Dan Park (16-LW-055)
Project Description
Widespread uranium mining and processing for industrial and military applications over the last several decades has resulted in its significant dissemination in the environment. Uranium is toxic as both a radioisotope and a heavy metal, with exposure leading to nephrotoxicity, genotoxicity, reproductive defects, and diminished bone growth. There is an imperative need to monitor environmental uranium concentrations in a rapid and cost-effective manner to minimize human exposure and to inform remediation strategies. Although current methods such as mass spectroscopy are extremely sensitive and selective, they are costly, low throughput, and cannot be performed on site. Recently, antibodies and deoxyribonucleic-acid (DNA) enzymes with high specificity and selectivity for uranium have been developed, but both systems require sample preparation and costly synthesis or purification steps. In addition, these technologies cannot measure the amount of uranium that is biologically available. We plan to develop whole-cell biosensors that can be used for sensitive, selective, and cost-effective detection of biologically available uranium contamination in the environment. We intend to use synthetic biology to rewire the specificity of native bacterial metal-sensing systems to construct two distinct uranyl ion (UO22+) sensors: cytosolic and periplasmic. Cytosolic and periplasmic refer to the thick solution that fills biological cells and the gel-like matrix in the space between the inner and outer membrane of gram-negative bacteria, respectively. The sensor function will be evaluated in two phylogenetically diverse bacteria and in conjunction with established transducer device technology.

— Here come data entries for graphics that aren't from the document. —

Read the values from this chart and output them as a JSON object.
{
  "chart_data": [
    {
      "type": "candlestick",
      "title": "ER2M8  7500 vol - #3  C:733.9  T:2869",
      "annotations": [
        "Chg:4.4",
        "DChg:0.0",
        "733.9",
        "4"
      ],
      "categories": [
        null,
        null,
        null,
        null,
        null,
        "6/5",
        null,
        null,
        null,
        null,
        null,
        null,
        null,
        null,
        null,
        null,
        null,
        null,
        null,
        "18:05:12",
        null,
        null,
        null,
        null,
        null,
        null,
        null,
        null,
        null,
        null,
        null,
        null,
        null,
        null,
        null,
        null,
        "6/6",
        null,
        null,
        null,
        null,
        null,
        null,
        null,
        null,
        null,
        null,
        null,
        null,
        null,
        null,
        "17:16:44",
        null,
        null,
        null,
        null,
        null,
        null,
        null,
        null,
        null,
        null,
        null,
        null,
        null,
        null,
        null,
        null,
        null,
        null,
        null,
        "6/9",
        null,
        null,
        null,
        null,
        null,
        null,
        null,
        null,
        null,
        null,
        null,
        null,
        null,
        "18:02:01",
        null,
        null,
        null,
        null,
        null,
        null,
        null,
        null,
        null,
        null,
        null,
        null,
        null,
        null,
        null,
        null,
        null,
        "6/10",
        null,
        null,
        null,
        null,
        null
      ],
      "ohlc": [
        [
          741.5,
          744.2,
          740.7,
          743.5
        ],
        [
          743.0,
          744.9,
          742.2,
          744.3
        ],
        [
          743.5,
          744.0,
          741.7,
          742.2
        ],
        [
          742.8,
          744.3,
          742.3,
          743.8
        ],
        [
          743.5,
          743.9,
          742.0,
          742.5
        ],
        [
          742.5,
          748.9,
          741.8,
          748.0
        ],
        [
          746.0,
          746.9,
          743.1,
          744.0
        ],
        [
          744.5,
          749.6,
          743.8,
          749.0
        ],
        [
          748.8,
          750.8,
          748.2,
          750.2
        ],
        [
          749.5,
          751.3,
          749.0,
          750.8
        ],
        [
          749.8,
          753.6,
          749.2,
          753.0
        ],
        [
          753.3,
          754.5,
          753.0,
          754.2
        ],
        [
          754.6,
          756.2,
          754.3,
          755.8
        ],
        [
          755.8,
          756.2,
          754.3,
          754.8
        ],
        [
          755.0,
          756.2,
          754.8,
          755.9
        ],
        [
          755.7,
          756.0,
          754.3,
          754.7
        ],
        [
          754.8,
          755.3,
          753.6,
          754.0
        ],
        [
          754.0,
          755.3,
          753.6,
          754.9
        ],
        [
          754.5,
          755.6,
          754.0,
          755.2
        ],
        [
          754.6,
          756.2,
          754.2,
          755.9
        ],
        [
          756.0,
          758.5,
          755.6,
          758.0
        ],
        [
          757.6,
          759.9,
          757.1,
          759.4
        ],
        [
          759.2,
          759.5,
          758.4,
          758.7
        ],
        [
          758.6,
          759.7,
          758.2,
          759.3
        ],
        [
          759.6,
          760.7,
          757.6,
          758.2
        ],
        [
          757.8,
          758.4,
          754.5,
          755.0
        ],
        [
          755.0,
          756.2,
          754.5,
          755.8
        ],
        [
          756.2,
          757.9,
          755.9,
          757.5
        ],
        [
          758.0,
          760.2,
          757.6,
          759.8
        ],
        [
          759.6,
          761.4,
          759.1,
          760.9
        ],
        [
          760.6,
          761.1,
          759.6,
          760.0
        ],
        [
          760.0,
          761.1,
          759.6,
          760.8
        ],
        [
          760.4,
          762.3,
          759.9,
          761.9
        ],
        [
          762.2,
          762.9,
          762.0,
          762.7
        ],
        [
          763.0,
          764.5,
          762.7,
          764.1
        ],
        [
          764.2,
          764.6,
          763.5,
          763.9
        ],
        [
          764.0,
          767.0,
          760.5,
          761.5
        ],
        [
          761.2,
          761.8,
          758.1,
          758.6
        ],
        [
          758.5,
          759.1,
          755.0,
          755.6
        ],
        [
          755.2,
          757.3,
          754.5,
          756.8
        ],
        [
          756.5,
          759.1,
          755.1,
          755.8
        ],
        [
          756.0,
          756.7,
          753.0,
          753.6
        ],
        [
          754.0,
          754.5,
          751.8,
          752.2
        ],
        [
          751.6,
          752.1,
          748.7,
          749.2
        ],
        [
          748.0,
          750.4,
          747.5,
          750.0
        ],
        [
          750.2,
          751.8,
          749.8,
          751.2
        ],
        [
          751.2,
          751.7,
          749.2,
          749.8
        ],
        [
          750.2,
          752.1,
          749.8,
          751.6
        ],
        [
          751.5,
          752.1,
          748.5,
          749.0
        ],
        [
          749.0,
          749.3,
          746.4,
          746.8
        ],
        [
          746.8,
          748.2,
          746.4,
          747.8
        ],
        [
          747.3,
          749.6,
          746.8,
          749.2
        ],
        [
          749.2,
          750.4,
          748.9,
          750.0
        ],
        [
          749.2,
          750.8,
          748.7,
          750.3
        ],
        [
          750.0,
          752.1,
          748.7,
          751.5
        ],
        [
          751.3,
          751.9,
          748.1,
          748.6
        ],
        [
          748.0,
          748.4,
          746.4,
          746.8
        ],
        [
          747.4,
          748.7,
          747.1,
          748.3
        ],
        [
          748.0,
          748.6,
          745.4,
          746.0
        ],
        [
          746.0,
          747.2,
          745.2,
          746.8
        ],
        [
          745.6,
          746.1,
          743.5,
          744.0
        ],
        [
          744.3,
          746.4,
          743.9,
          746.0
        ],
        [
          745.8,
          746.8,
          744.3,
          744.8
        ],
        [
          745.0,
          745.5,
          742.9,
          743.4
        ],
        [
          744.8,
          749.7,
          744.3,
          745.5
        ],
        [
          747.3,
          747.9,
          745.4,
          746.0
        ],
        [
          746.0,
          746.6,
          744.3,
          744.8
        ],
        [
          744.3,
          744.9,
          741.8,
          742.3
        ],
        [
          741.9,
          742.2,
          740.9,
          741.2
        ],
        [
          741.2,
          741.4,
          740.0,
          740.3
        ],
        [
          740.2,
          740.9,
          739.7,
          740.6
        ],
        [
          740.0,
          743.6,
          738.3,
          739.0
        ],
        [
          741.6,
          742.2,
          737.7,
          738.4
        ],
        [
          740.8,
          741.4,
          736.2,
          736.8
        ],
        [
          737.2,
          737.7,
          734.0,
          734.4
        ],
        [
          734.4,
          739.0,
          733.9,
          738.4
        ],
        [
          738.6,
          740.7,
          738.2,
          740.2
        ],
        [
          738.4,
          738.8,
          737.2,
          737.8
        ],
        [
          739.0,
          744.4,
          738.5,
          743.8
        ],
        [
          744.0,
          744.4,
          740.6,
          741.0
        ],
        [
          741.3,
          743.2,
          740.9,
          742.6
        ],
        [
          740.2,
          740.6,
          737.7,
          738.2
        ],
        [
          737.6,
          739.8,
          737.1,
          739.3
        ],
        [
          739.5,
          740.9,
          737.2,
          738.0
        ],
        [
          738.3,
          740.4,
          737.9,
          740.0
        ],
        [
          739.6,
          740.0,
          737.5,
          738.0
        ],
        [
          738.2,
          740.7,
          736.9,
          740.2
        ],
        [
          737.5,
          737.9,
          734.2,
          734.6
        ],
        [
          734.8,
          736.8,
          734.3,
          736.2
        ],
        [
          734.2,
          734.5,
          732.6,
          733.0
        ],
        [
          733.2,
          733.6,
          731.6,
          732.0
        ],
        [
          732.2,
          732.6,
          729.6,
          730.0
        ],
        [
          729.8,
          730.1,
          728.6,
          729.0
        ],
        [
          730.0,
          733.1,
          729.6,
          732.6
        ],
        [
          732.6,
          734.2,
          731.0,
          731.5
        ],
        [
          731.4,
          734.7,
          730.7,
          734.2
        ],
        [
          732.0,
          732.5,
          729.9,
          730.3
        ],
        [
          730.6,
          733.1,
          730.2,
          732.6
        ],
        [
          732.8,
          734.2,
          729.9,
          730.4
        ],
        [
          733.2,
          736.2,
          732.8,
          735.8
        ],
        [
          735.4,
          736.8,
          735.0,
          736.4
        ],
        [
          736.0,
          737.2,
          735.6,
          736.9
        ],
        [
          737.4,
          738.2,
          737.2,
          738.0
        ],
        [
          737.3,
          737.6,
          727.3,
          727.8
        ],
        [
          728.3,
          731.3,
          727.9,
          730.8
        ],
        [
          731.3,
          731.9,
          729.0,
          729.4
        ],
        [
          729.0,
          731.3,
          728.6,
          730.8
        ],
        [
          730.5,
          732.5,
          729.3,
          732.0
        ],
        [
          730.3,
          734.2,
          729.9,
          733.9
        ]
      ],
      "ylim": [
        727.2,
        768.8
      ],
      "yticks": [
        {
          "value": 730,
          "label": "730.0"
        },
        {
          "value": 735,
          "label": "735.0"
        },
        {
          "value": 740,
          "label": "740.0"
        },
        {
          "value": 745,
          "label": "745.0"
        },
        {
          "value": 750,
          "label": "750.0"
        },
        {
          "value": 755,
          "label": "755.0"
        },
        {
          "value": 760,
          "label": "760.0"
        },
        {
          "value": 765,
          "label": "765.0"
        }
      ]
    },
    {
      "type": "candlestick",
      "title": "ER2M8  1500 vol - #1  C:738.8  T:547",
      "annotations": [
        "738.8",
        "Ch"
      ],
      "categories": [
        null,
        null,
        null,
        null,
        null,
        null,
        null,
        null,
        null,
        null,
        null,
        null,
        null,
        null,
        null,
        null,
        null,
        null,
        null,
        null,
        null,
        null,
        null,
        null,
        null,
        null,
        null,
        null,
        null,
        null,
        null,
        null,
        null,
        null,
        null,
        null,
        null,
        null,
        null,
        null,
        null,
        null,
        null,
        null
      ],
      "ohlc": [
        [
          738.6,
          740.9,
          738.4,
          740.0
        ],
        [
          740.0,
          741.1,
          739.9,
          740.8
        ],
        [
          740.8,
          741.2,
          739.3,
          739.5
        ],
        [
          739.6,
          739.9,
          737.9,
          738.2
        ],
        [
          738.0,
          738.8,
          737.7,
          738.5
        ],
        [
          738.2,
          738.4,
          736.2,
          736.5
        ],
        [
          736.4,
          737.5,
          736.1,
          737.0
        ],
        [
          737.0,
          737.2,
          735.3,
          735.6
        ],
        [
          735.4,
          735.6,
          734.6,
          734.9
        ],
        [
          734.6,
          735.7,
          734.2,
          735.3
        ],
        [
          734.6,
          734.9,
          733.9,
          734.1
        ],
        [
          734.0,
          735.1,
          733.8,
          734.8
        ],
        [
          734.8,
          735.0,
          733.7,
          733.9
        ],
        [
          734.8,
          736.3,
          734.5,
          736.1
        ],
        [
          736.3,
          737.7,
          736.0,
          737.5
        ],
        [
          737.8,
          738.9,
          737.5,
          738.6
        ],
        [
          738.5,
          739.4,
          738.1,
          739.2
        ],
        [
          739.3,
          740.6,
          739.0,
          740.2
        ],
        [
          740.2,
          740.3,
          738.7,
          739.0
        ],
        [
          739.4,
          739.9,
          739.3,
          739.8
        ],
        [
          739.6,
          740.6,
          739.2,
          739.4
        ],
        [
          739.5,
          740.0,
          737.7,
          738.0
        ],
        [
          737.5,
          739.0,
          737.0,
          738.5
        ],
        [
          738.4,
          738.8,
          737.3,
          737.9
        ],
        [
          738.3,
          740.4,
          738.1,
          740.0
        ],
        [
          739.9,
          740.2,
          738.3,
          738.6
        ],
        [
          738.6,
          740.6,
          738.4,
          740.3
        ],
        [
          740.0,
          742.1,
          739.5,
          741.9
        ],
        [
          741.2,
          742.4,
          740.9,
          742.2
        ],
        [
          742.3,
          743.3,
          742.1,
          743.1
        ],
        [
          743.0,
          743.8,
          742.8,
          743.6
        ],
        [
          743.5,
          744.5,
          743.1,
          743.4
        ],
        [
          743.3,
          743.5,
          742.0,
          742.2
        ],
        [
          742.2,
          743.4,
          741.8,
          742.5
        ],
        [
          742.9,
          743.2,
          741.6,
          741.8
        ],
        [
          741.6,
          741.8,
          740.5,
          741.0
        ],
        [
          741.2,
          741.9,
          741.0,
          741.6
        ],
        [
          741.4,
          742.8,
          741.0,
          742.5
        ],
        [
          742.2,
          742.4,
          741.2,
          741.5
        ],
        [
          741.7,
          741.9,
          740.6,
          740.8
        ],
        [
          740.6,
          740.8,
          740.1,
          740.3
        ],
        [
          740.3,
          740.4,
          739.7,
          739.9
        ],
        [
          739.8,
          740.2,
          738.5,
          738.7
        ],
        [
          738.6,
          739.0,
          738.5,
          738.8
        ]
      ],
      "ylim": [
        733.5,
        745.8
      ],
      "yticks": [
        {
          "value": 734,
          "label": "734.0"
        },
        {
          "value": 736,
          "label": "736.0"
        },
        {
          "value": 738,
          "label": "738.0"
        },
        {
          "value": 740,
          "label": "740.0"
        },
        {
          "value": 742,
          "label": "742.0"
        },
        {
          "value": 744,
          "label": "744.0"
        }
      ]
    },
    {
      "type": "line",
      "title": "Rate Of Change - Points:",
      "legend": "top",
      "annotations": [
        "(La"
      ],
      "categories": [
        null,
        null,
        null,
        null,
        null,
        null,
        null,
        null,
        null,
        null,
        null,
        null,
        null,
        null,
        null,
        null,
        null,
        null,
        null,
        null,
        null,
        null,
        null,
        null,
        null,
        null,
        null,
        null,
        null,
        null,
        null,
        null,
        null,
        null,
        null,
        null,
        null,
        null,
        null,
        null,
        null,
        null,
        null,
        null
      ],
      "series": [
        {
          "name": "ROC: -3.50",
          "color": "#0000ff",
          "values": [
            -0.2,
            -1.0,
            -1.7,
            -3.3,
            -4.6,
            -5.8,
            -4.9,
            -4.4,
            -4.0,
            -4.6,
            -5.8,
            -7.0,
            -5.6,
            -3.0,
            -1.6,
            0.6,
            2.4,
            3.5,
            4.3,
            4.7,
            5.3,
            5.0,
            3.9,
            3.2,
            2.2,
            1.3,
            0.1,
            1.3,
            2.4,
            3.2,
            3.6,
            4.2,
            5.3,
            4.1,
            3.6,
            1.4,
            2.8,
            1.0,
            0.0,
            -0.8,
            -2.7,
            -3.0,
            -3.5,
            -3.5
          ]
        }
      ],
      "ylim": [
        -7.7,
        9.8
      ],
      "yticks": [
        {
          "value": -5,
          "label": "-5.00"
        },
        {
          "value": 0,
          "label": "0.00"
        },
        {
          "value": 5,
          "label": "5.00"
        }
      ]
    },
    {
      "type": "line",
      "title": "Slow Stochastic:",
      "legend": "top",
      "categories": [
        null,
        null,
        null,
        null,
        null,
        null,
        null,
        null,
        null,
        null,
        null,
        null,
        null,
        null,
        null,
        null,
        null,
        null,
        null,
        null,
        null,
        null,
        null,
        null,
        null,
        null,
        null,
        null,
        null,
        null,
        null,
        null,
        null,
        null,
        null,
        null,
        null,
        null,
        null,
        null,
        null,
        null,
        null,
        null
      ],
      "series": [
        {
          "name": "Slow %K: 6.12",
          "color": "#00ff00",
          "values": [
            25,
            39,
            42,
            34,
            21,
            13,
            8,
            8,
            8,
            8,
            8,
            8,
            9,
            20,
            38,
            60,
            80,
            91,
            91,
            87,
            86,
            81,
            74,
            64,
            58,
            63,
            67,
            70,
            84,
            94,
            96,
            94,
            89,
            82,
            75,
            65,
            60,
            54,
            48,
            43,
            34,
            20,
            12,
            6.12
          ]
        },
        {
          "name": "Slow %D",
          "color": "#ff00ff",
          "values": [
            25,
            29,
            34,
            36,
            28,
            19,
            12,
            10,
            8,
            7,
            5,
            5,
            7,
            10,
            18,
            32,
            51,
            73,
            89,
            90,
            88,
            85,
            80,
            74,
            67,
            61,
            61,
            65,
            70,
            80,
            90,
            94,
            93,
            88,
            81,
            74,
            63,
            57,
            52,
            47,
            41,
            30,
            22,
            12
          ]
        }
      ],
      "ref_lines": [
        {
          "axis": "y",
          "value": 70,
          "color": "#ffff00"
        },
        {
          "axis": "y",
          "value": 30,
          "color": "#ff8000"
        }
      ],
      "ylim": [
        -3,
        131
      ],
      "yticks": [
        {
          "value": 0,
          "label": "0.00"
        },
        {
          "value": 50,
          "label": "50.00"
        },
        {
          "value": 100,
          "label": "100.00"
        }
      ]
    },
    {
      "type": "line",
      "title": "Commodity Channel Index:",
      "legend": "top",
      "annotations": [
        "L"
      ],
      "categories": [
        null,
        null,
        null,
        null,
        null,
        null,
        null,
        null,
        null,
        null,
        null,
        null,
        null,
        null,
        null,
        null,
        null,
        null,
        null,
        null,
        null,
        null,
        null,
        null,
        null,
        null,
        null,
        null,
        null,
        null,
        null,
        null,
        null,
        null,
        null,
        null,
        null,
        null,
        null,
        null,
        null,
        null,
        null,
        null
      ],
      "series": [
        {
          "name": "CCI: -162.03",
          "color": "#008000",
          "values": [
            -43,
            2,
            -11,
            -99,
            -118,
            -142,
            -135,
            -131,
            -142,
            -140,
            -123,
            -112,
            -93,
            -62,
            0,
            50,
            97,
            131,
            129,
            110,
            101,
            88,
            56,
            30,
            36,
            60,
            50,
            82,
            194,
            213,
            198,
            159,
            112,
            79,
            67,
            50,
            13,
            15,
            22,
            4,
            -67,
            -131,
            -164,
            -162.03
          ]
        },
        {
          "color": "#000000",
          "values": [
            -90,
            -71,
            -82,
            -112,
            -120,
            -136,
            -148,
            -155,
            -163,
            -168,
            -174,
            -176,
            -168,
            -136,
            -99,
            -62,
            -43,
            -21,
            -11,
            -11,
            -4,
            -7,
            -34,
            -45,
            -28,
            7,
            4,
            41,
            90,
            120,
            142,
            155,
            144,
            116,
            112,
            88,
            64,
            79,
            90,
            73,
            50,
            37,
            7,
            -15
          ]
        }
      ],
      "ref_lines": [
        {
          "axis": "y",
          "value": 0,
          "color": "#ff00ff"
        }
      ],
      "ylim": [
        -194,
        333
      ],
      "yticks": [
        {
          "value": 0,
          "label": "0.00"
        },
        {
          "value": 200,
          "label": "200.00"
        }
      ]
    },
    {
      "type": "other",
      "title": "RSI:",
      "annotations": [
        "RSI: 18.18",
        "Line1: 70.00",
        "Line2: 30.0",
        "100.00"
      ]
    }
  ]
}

We expect to engineer a novel function in bacterial cells: the ability to directly sense and output a signal in response to UO22+, the most toxic and stable form of uranium in oxygenated environments (see figure). Specifically, we will construct two uranium-sensing regulatory systems that can detect internal UO22+ (cytoplasmic) and external UO22+ (periplasmic). Initially, both biosensors will be built in the rod-shaped, gram-negative bacterium Escherichia coli, a workhorse of biotechnology, and utilize the vast repository of available genetic regulatory parts for this bacterium. This will serve as a proof-of-principle that bacterial regulatory systems can be rewired to produce highly specific and sensitive detection devices for toxins for which there are no known evolved regulatory systems. When coupled with established microelectronics, our whole-cell sensors will provide a simple, quantitative, and cost-effective readout of biologically available uranium contamination in situ in a wide range of environments, facilitating the evaluation of human exposure risks and informing bioremediation strategies.
Mission Relevance
Our work will establish synthetic biology as a powerful tool for chemical detection, thereby expanding the chemical-detection capabilities of LLNL in support of the strategic focus area in chemical and biological security. Our biosensors will provide a significant technical advance towards the rapid and cost-effective monitoring of in situ uranium concentrations, an issue of national-security importance. Lastly, this work will provide an important first step towards the construction of consolidated bioremediators: bacterial systems that possess all the necessary components for deployment in environmental cleanup efforts, relevant to the Laboratory's core competency in bioscience and bioengineering.
FY16 Accomplishments and Results
In FY16 we (1) built an engineered nickel-binding protein system in Escherichia coli, demonstrating effective sensing of its native nickel substrate and using the system to optimize several DNA parts (e.g., nickel-binding protein promoter and reporter promoter); (2) successfully converted the nickel-binding protein system from a repressor into an activator, a significant improvement for sensor deployment; (3) optimized the dynamic range and kinetics of the signal activation process and evaluated uranium-sensing capabilities; (4) identified an optimal output promoter for the PmrAB two-component regulatory system of the bacterium Pseudomonas aeruginosa; (5) swapped the iron-binding domain of the system with three different uranium-binding peptides; and (6) elucidated the genes involved in the regulation of a possible native uranium-sensing system in Caulobacter crescentus, allowing the uranium-sensing performance of this system to be evaluated and further optimized.